Out Today The Tangleroot Palace & Other Stories by Marjorie Liu from @TitanBooks #BookReview #ShortStory #Fantasy #Fairytale

The Tangleroot Palace & Other Stories by Marjorie Liu

Titan Books, pb, £8.99

Reviewed by Sarah Deeming

Short story collections are a funny thing. It’s impossible to cater to all tastes, and so, sometimes, the stories can be a little hit and miss. I might love one but be underwhelmed by another. I very rarely find a collection where I enjoy every story. The Tangleroot Palace is that rare exception.

The stories selected come from all stages in Liu’s writing career and demonstrate her immense skill in crafting a story. At the end of each story, Liu explains how it came into being, what the initial prompt had been, and any insights she has gained from rereading it. For example, she notes that three tales are about a haunted forest and why that might be. These pieces are as fascinating as short stories themselves. Coming at the end, we uncover the theme without any pre-warning, which is how it should be.

There are seven stories in the collection, but no two are really the same. While it could be argued there is a fairytale theme running throughout, each falls into a slightly different subgenre. The Tangleroot Palace and The Briar and The Rose are the most obviously fairytales, while The Last Dignity of Man explores modern-day superheroes or the lack of. Where the Heart Lives and After the Blood lie at opposite ends of her core Dirk & Steele series. The Light and The Fury looks at a future where people have been altered to create super soldiers called juggernauts.

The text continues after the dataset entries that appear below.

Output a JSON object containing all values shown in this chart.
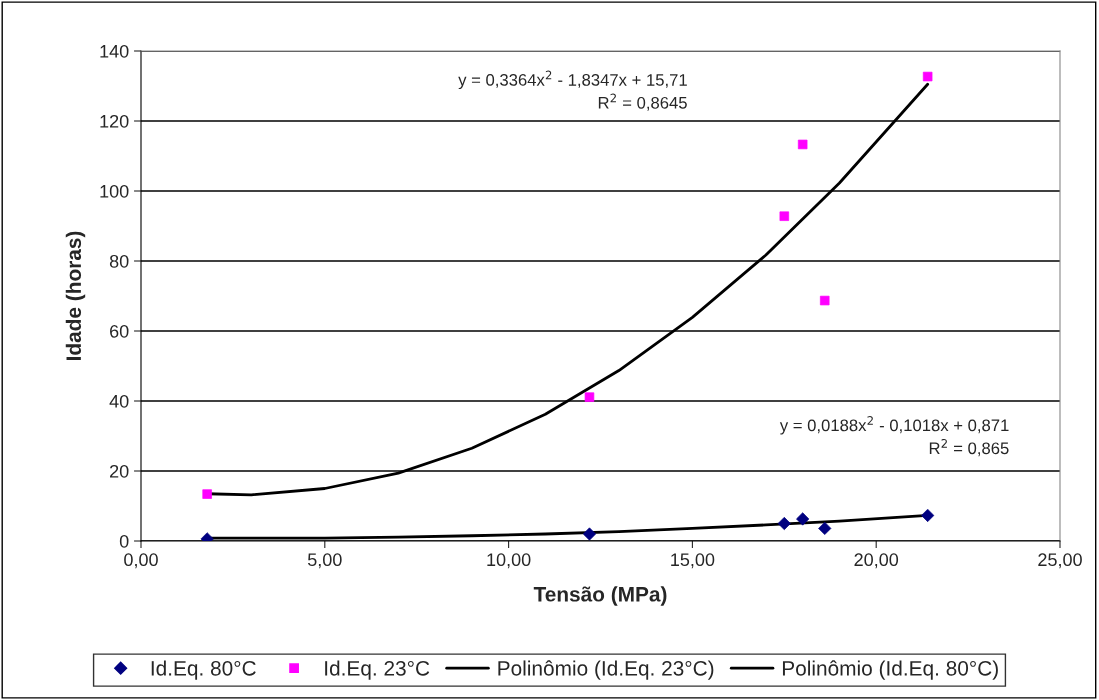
{
  "chart_data": {
    "type": "scatter",
    "xlabel": "Tensão (MPa)",
    "ylabel": "Idade (horas)",
    "xlim": [
      0,
      25
    ],
    "ylim": [
      0,
      140
    ],
    "xticks": [
      {
        "value": 0,
        "label": "0,00"
      },
      {
        "value": 5,
        "label": "5,00"
      },
      {
        "value": 10,
        "label": "10,00"
      },
      {
        "value": 15,
        "label": "15,00"
      },
      {
        "value": 20,
        "label": "20,00"
      },
      {
        "value": 25,
        "label": "25,00"
      }
    ],
    "yticks": [
      0,
      20,
      40,
      60,
      80,
      100,
      120,
      140
    ],
    "grid": "y",
    "legend": "bottom",
    "annotations": [
      "y = 0,3364x$^{2}$ - 1,8347x + 15,71\nR$^{2}$ = 0,8645",
      "y = 0,0188x$^{2}$ - 0,1018x + 0,871\nR$^{2}$ = 0,865"
    ],
    "series": [
      {
        "name": "Id.Eq. 80°C",
        "marker": "diamond",
        "color": "#000080",
        "x": [
          1.8,
          12.2,
          17.5,
          18.0,
          18.6,
          21.4
        ],
        "values": [
          0.6,
          2.0,
          5.0,
          6.3,
          3.6,
          7.3
        ]
      },
      {
        "name": "Id.Eq. 23°C",
        "marker": "square",
        "color": "#ff00ff",
        "x": [
          1.8,
          12.2,
          17.5,
          18.0,
          18.6,
          21.4
        ],
        "values": [
          13.4,
          41.1,
          92.8,
          113.3,
          68.7,
          132.7
        ]
      },
      {
        "name": "Polinômio (Id.Eq. 23°C)",
        "type": "line",
        "marker": "none",
        "line_style": "solid",
        "color": "#000000",
        "x": [
          1.8,
          3,
          5,
          7,
          9,
          11,
          13,
          15,
          17,
          19,
          21.4
        ],
        "values": [
          13.5,
          13.2,
          15.0,
          19.4,
          26.5,
          36.2,
          48.7,
          63.9,
          81.7,
          102.3,
          130.5
        ]
      },
      {
        "name": "Polinômio (Id.Eq. 80°C)",
        "type": "line",
        "marker": "none",
        "line_style": "solid",
        "color": "#000000",
        "x": [
          1.8,
          5,
          7,
          9,
          11,
          13,
          15,
          17,
          19,
          21.4
        ],
        "values": [
          0.8,
          0.8,
          1.1,
          1.5,
          2.0,
          2.7,
          3.6,
          4.6,
          5.7,
          7.3
        ]
      }
    ]
  }
}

I am utterly ashamed to say this is the first time I have read Liu’s work, but it won’t be the last. I was blown away by her skill. I loved every story, the steady pacing and reveal, what is revealed or withheld. I lost myself in each story, so picking a favourite is a hard task. I think, though, if you were to force me, I would have to say Sympathy for the Bones. It is a delicate story about disrupting the cycle of toxic upbringings for something better and is uplifting; a fantastic start to an amazing collection.

If you are already a fan of Majorie Liu, you don’t need me to tell you you need this collection. And if this is your first time reading Liu’s work, you will definitely be a fan by the time you’ve finished. Highly recommended.